After graduating from the University of Illinois with a degree in Radio/TV Communications, Politsch started his professional broadcasting career in Rock Island, Illinois, at WHBF-TV. After a brief try in Hollywood, he returned to his hometown — Pawpaw, Illinois — for a year as a teacher-coach. And then a return to broadcasting, which took him to Kansas City. He made his home in KC for 25 years, married and began his family.
In between newsroom duties at KMBC-TV and KCTV, Politsch ventured into the political world as Director of Communications for the Governor of Missouri. The last 10 years in Kansas City were spent in Corporate Communications at Yellow Corporation, a freight transportation company.
Following his wife’s career to Baltimore in 1998, Politsch spent the first 12 months in new surrounding writing his first book, a coffee-table history of his former employer entitled Legends and Legacy: 75th Anniversary of Yellow Freight System.
After a year of free-lance marketing communications, Politsch joined forces with three Baltimore-area brothers in conceiving of Leadership Through Athletics, a non-profit youth athletic organization in Lansdowne, Maryland. Politsch guided the construction of LTA’s gymnasium that he uses as his model for Leadership Gym in his Global Anchor series — Global Anger and Blood Anger to be followed by a third book in 2016.
Politsch began his federal government employment at the USDA Farm Service Agency in August 2005. He continues today as chief of public affairs for the agency that helps farmers and ranchers with payments, loans, disaster assistance, and conservation stewardship.
He cherishes most his wife and children – Nancy, Alex, and Annie.
The Global Anchor Series
I began writing my first novel in June 2010. Think about how much has changed in the world since then. How much more will change in the years ahead of us?
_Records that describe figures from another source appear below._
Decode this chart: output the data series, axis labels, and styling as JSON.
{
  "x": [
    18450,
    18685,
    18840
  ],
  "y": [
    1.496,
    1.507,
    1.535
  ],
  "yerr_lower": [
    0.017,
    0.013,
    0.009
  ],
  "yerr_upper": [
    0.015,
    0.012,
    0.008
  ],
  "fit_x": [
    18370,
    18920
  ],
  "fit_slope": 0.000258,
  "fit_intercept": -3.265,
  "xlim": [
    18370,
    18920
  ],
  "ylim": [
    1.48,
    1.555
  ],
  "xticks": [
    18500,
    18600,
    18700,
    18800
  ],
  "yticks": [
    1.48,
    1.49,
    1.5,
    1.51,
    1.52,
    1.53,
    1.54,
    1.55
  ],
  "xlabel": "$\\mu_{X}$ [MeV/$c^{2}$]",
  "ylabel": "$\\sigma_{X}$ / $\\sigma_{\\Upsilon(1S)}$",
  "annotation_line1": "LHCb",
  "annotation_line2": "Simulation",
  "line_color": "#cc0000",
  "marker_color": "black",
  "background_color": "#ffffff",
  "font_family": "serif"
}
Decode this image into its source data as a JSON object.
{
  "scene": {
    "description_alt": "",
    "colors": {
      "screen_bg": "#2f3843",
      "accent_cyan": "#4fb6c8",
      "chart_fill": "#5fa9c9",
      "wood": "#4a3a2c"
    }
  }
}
My mission in writing is to entertain you, of course. But I hope I can also make you look beyond the here and now and see challenges that we must all address.
As the world shrinks because of better communications and access, we pay closer attention to our cultural differences. Although different, we share common needs — food, shelter, and fiber for clothing. And to grow these critical necessities we need resources — land and power — including the energy to move products to market. Also, we need people committed to plant, cultivate, harvest, and transport the crops.
Another natural resource we seem to be neglecting as stewards of the Earth is fresh water. Seventy percent of the Earth’s surface is covered by water, but only about two percent of the water is fit to sustain life, except for aquatic creatures. As human population grows, the demand for fresh water increases. We need it for consumption and to nourish the food as it grows. But it is running out not only in the United States, but in other densely populated areas of the planet. Are we ready to tackle this enormous challenge?
What if somebody in a powerful position saw how vulnerable we all are and took advantage of the situation? What consequences could he inflict?